After some furious pumping, all I managed to accomplish was to flush more shit into the shower, the bathtub, and the sinks. I'm not sure, but I think some of it might even have come up in the dog's water dish. It was time for a call to Roto-Rooter - "and away go troubles down the drain". Alas, if it were only true.
Six hours, two rooter heads, and several calls for a backup from a crack SWAT team of special forces plumbers later, I was presented for a bill for $1118 and the great news that there was a collapse in my sewer pipe at some indeterminate point between my house and the main, about 200 ft and two neighboring backyards away. To find it, we would apparently need a "locator specialist" equipped with more high-tech equipment than a nuclear submarine.

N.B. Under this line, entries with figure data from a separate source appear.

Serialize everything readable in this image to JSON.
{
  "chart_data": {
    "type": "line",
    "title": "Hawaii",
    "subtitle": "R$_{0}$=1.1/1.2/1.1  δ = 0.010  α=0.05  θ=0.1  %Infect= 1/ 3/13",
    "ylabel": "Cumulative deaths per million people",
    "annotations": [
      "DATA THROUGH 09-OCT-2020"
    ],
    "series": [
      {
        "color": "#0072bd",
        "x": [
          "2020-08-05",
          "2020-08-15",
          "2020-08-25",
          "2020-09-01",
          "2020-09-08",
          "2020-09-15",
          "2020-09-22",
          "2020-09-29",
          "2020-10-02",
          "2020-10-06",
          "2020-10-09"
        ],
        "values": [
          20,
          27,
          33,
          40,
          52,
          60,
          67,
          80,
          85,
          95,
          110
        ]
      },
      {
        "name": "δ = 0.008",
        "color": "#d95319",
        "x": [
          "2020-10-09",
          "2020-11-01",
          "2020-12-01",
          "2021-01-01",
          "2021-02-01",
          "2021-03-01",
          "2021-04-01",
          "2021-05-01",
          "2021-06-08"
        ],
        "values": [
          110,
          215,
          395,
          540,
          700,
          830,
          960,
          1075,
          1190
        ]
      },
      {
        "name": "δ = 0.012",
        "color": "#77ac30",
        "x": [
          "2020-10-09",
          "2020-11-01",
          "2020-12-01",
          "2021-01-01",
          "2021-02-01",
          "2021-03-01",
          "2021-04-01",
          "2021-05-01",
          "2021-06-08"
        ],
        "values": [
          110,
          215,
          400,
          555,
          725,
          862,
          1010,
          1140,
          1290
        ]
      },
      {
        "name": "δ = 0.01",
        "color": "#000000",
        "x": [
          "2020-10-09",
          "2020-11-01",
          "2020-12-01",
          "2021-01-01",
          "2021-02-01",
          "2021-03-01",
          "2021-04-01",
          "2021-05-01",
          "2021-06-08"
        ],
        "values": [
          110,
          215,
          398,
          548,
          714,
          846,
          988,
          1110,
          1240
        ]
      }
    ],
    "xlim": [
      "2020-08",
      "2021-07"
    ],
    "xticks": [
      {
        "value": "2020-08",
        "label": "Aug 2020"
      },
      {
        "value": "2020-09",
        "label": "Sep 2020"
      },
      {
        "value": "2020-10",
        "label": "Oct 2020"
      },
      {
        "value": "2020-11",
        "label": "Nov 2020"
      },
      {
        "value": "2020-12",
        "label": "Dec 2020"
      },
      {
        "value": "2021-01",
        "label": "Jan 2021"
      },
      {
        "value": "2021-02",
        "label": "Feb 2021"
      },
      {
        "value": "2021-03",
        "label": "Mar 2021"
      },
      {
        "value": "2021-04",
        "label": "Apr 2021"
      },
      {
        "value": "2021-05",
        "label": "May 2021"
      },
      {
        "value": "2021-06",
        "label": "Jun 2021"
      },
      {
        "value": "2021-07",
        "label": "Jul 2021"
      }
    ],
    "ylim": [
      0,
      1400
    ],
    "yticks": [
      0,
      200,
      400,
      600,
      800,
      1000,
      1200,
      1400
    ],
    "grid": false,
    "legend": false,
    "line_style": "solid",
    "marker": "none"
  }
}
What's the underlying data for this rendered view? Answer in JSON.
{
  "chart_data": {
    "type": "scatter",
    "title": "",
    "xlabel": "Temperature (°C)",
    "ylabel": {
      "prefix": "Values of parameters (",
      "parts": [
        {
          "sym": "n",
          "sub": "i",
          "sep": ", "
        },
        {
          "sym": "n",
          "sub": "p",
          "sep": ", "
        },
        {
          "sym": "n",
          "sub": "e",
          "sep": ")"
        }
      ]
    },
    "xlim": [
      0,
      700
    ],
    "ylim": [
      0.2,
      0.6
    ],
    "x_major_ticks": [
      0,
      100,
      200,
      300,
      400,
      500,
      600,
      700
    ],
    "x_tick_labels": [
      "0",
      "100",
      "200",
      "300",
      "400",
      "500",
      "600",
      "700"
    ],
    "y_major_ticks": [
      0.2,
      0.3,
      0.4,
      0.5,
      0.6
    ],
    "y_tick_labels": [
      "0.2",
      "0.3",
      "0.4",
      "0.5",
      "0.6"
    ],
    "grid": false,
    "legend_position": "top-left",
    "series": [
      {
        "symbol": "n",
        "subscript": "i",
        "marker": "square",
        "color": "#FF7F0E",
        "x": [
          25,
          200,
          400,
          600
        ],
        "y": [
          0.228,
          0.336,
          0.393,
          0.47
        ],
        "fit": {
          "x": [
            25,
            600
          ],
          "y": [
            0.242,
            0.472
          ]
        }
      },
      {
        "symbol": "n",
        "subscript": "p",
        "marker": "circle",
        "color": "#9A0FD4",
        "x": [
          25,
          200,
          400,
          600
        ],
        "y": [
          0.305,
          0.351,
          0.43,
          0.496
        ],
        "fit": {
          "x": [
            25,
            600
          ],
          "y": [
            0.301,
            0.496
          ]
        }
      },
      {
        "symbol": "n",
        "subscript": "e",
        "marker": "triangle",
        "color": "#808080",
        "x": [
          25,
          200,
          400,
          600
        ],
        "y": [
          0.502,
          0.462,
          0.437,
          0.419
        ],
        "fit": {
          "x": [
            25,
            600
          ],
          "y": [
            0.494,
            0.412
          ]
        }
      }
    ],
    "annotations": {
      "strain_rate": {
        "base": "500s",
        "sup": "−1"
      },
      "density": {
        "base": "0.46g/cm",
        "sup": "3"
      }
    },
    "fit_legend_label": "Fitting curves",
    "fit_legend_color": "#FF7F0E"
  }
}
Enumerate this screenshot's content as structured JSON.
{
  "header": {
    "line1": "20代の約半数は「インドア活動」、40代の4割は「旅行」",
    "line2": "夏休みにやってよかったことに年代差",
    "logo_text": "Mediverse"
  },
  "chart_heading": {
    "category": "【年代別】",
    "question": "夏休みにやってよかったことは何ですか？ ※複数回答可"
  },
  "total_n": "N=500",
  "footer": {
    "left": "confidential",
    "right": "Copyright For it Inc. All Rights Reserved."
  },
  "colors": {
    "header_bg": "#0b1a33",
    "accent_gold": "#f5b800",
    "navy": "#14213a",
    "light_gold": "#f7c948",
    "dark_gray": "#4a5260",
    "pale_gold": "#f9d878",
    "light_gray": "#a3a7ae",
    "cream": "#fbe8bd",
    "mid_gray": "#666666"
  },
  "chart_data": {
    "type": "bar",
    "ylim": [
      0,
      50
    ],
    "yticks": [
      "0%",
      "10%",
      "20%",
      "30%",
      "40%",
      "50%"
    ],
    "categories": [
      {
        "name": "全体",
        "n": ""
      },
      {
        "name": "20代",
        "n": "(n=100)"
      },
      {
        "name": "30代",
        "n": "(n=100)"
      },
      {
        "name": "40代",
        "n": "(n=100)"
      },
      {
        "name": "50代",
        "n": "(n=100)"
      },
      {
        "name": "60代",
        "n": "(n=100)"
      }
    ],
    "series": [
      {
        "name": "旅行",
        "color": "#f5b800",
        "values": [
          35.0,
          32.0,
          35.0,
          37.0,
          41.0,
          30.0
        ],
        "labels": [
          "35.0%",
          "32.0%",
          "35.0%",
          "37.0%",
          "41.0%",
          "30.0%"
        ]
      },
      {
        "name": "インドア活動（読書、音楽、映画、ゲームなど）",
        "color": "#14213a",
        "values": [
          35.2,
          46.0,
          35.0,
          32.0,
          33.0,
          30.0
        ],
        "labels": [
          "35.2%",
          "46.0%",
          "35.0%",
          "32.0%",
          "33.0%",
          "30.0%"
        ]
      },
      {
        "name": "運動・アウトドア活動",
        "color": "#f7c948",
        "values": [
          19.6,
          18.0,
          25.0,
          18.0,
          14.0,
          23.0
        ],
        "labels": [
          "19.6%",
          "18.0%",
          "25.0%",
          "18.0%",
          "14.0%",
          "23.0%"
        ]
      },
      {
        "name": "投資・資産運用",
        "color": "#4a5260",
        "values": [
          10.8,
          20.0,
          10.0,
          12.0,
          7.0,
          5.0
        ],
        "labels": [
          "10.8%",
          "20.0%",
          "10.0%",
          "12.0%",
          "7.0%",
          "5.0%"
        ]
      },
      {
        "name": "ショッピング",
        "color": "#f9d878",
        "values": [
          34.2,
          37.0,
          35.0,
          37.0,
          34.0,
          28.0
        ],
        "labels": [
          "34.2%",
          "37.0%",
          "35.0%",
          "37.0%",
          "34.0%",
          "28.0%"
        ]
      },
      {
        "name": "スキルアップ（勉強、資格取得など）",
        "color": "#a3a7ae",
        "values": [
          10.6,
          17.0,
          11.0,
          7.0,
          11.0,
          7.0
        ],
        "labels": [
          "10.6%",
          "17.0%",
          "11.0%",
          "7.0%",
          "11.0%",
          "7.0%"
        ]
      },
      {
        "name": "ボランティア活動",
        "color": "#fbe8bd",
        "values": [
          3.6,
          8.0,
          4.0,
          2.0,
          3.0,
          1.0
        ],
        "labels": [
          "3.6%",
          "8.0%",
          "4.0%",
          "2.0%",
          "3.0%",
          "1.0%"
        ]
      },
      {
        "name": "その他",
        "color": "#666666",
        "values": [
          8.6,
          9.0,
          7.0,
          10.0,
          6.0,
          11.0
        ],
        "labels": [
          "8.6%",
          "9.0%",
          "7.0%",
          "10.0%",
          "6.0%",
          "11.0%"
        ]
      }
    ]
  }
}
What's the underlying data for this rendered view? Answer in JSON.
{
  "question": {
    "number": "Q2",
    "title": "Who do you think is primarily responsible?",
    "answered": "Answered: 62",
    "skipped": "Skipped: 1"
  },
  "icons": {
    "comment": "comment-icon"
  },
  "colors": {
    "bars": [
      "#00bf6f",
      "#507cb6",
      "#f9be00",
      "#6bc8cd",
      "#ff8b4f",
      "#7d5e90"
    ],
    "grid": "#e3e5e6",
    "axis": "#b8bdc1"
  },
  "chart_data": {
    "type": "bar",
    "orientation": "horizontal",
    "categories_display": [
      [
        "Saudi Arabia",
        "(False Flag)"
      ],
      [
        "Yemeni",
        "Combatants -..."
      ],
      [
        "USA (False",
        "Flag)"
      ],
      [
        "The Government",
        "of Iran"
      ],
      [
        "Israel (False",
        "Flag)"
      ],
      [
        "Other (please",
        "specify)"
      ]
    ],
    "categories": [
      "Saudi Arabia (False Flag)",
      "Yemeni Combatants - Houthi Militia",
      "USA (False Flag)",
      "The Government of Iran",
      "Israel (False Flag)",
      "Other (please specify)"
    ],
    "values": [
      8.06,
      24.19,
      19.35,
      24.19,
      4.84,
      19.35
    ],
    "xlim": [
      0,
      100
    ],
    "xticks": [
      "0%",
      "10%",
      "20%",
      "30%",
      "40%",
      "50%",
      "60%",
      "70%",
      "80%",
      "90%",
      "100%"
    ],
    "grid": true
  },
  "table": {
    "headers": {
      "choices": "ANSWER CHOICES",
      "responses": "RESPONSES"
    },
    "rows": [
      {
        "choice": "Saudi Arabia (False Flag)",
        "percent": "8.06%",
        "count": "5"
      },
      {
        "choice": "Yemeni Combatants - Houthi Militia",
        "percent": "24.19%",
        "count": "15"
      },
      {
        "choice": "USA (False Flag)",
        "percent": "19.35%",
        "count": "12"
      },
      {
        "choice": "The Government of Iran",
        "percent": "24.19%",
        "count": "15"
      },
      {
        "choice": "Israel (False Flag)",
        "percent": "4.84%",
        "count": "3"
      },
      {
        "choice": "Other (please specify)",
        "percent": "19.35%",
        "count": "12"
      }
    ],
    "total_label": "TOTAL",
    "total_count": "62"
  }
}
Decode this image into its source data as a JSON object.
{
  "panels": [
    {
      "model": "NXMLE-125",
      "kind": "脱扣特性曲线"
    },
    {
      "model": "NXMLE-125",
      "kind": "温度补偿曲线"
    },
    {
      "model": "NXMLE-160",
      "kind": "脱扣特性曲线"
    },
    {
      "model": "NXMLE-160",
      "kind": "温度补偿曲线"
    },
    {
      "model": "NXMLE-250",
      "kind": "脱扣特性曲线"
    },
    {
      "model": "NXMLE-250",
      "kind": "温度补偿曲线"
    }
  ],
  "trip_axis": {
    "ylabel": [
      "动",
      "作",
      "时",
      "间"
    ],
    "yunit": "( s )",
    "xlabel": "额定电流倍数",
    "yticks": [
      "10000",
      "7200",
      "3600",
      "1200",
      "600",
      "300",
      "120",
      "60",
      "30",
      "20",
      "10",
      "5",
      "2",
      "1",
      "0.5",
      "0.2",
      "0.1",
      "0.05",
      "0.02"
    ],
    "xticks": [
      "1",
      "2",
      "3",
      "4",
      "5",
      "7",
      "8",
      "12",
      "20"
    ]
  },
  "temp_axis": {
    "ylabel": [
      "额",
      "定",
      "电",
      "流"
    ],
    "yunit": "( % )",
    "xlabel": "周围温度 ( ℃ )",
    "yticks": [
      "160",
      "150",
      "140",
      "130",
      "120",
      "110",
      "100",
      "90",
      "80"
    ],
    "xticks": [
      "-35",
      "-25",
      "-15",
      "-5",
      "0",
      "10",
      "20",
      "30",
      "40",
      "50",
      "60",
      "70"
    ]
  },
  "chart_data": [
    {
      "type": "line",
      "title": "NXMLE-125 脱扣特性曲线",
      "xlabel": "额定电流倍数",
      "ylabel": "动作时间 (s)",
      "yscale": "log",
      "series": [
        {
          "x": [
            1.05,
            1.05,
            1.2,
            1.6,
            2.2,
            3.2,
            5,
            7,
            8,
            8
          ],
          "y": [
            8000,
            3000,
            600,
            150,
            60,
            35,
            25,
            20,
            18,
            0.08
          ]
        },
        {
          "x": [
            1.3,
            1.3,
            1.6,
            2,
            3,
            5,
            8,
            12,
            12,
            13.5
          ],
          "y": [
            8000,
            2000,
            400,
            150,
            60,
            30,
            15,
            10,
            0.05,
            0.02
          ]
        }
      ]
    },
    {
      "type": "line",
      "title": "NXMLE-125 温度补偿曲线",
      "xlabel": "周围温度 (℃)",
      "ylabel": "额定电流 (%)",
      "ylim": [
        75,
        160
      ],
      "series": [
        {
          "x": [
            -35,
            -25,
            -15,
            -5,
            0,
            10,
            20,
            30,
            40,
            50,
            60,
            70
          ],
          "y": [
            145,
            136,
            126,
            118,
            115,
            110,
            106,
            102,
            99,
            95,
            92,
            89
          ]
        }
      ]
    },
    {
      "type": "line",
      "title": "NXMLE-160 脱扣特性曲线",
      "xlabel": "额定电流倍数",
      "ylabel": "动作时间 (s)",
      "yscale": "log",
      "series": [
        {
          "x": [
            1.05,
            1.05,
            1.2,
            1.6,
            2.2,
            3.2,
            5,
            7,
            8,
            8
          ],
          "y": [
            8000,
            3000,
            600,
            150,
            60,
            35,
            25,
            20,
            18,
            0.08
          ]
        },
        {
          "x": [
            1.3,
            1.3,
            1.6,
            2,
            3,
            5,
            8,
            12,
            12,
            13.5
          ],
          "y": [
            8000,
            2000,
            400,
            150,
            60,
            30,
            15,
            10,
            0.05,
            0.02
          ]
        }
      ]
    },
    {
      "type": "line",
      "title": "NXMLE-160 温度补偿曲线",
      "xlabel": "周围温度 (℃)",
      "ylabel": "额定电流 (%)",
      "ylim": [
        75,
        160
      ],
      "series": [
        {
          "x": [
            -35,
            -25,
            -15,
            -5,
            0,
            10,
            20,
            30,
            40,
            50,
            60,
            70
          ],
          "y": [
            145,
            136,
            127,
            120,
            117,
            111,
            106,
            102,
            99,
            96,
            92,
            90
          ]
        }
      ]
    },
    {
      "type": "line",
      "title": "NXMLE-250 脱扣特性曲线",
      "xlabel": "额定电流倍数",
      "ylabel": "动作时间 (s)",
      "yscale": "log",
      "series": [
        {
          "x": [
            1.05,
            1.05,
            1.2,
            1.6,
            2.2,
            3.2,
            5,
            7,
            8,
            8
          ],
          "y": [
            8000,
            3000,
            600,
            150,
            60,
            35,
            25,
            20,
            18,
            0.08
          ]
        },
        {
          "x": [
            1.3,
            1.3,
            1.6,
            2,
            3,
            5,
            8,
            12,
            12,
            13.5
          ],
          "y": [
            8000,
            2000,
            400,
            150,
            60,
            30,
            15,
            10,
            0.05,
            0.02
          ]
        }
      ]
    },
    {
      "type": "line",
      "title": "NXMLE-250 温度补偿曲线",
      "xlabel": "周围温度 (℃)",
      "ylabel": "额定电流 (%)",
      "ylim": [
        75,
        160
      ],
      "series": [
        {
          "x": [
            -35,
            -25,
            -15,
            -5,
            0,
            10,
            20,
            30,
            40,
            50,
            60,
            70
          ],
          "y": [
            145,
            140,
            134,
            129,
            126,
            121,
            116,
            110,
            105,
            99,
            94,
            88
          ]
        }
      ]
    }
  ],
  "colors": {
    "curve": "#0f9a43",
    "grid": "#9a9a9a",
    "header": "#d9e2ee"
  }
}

He arrived this morning and finished his work in quick order. I guess you can do that when you have about $12 million worth of equipment. After 10 minutes he presented me with a shrug and an estimate of $6200 to dig up the pipe and determine if it could be fixed. Now $6200 seems like a big sum for a hole in the ground, but it is my good fortune that this will be no regular hole.
It will be six feet deep, dug by hand because there is no way to get heavy equipment to it. It will be on the side of a steep hill that will require shoring to guard against collapse. It will be dug carefully because is is about six inches from the footing for my two story deck. A large flower box and a healthy crop of weeds will have to be removed as well.
Once the hole is opened, they'll know whether the problem can be fixed. That's right, $6200 to figure out if they can fix the problem. If so, they will replace a small section of pipe and continue clearing the line, running the chance we may uncover another break farther down (the good news). If they can't, they'll need to drive a new pipe through our backyard, under a fence and drainage culvert, through two more backyards (necessitating removing their fences as well), into the street below, and 12-15 feet down to the main (the not-so-good news).
In addition, two different sanitation districts are arguing over who owns the main, which lays directly on top of the dividing line between the districts. We'll probably need mediators from the State Department to solve the ownership issue. The construction of the Hoover Dam may not have been this complex. I'm not sure if they will need to call in the Army Corps of Engineers or not.
Now you may be gasping at my ill-fortune at this point. But for me, this is just another day if home ownership. Over the past 20 years I've had to disassemble a wall to get to a cleanout trap, remove a yard-sized, plastic pool lining from under my lawn, and cope with a scalding pipe that burst at 2 am, ruining a freshly cleaned carpet, a newish sofa, and scalding our dog. I'm old and wizened in the ways of the home owner. For me this is another yawn, albeight an expensive one.
Like they say, "when it rains, it pours". Man, I wish I could my hands on that little Morton Salt bitch.